I also began suffering from insomnia; after all, it’s not like the artist exercised a monopoly on that. So I would examine my life and put things in perspective. Then I would amuse myself by thinking up ways to get to him, to hurt him. My need for revenge would become twice as ferocious during those sleepless nights:

• Burn his collection of ancient manuscripts, which I stole from his studio. I know, that’s criminal, but if it makes him suffer, then that’s what I’ll have to do.

• Stalk the mistresses of his I’ve been able to track down and keep Foulane apprised of my actions and the reactions of the women who wrecked my life.

• Take advantage of his guard being momentarily lowered to get him to sign over power of attorney (I already have the letter) so I can transfer all his assets into my bank account. As he loves money, this will drive him crazy.

• Have medical experts declare him of unsound mind and thus have him placed under my tutelage.

• He’ll only piss when I let him. He’ll call and call but I won’t come to help him to the bathroom. I love thinking about him feeling his hot piss run down his legs. He’ll be so humiliated.

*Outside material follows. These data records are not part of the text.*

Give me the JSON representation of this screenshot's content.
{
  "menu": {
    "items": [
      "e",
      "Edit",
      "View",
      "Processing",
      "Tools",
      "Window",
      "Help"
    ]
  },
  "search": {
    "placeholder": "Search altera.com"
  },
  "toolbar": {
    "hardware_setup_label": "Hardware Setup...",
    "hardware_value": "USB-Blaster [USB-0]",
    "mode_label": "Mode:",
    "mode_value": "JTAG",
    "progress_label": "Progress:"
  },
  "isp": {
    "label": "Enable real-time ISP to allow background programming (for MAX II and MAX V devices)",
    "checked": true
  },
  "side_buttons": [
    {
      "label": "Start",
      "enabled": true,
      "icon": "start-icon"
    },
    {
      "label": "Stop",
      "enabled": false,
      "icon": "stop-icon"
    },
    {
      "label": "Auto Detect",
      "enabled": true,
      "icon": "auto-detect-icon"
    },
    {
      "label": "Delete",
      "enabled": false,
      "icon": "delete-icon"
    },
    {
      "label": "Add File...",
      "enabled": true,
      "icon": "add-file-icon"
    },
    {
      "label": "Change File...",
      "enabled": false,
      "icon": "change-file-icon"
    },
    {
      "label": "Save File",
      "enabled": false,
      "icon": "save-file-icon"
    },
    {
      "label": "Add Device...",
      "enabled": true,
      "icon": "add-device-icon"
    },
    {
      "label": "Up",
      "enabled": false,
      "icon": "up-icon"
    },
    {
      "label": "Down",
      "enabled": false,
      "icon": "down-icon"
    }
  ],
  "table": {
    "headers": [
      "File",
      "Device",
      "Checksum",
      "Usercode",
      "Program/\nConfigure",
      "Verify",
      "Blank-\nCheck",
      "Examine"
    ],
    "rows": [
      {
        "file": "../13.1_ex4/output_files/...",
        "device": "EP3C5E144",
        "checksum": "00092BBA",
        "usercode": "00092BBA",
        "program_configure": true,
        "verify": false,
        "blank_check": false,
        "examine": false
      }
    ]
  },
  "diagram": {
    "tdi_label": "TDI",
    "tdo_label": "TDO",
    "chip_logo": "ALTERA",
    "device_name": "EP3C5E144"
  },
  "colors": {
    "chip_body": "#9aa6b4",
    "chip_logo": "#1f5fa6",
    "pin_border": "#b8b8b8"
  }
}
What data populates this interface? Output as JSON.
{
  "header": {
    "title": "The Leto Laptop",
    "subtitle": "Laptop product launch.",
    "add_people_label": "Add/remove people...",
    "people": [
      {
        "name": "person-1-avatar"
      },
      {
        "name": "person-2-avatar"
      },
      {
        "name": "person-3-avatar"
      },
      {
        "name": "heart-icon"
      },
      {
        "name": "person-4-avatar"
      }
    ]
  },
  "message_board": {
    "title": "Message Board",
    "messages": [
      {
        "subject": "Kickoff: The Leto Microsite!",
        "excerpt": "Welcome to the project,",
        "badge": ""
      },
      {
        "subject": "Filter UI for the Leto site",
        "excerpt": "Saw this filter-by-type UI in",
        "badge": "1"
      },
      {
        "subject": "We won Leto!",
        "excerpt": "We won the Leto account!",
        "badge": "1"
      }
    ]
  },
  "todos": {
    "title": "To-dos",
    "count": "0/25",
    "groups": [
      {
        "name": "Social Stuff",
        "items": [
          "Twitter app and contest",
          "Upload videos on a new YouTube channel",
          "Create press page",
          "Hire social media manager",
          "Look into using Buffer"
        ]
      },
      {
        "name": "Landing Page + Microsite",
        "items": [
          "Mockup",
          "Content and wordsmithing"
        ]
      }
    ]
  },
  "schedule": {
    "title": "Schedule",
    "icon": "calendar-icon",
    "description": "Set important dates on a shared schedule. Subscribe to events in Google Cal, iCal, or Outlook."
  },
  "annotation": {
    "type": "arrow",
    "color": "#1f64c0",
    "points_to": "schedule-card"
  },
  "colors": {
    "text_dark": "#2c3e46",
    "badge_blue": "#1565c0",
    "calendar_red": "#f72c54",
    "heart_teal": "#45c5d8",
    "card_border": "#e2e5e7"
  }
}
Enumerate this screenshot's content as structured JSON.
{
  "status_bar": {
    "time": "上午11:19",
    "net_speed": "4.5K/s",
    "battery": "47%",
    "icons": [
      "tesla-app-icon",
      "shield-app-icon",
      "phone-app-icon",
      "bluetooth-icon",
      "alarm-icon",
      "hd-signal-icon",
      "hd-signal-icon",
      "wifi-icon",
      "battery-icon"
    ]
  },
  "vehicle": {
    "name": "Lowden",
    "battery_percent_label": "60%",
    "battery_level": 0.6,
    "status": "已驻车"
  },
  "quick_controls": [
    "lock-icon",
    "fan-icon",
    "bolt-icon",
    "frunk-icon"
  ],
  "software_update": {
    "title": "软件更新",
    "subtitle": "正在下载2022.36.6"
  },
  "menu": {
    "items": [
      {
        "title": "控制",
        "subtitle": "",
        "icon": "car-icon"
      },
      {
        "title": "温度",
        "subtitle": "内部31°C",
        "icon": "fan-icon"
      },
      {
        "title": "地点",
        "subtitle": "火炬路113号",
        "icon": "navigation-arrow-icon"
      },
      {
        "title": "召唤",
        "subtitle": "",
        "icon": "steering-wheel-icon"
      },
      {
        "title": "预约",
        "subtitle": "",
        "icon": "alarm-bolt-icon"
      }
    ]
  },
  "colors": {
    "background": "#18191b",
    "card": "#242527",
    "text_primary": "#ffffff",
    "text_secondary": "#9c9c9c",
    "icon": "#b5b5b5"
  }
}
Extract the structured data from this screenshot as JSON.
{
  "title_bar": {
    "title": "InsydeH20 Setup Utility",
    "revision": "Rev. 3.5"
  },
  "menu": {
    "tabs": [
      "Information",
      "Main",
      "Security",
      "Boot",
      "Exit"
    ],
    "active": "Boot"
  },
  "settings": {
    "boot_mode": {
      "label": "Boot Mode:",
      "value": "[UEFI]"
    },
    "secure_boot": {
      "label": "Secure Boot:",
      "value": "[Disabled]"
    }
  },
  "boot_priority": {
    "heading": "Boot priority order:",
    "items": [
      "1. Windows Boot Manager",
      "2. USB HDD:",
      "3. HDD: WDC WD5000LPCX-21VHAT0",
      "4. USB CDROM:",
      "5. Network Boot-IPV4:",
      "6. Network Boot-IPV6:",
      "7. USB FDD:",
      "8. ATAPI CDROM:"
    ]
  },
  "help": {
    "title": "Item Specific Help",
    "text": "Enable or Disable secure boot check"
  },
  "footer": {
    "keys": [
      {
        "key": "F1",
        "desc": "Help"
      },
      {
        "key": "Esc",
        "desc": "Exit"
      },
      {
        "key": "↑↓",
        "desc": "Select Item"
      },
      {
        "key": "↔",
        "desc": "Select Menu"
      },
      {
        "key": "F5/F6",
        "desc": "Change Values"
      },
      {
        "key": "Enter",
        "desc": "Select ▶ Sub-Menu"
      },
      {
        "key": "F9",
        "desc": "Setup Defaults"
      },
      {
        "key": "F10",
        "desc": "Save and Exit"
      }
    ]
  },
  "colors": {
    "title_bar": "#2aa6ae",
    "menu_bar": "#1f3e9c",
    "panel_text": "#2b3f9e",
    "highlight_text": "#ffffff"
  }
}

I’ve got plenty of other ideas. But I’m going to do this step by step. No sudden, impromptu moves.

Love

Sometimes I still ask myself: did I ever love this man? Perhaps I didn’t love him as I should have done, but these days, after having gotten everything off my chest, and after having talked about it and reflected on it, I can safely say I was only ever spurred by love. Not just any kind of love. The sort of love that had neither rhyme nor reason to it. Something different. I loved him because I had no other choice. I came from a faraway place, a land few people knew much about. One day, when my family had been celebrating an engagement, I’d gotten very troubled. I looked around myself and everything seemed so unlike the life I led with Foulane. I felt I was utterly unlike those people: the women were satisfied, the men looked happy and comfortable, and the children were allowed to run loose around a dusty, filthy courtyard. I looked at my aunt, whose daughter had just given birth to a baby, and asked myself: “Do she and her husband love each other?” I observed them in their respective nooks: my aunt busy preparing dinner while my uncle played cards with the other men. Love, the real kind of love that sweeps everything in its path, was nowhere to be seen anywhere around me, and was certainly not to be found in that house in the middle of that desolate bled where everything was neatly arranged and in its place. Not the slightest trace of conflict … the women knew their place, and the men knew theirs. Nature and traditions followed their own logic, while I felt out of place in that gathering where everyone was happy and content. I had to make sure I didn’t disturb it. I stepped away and observed that happiness following its own rhythm, adhering to a ritual I could not understand. I had become a stranger in my own homeland. My father had told me on numerous occasions that our roots were always a part of us, and I could see his point, but it felt as though mine hadn’t followed, or better yet, that they had abandoned me; and when I went to look for them, all I found were the ridiculous traces of a crude, impoverished peasantry.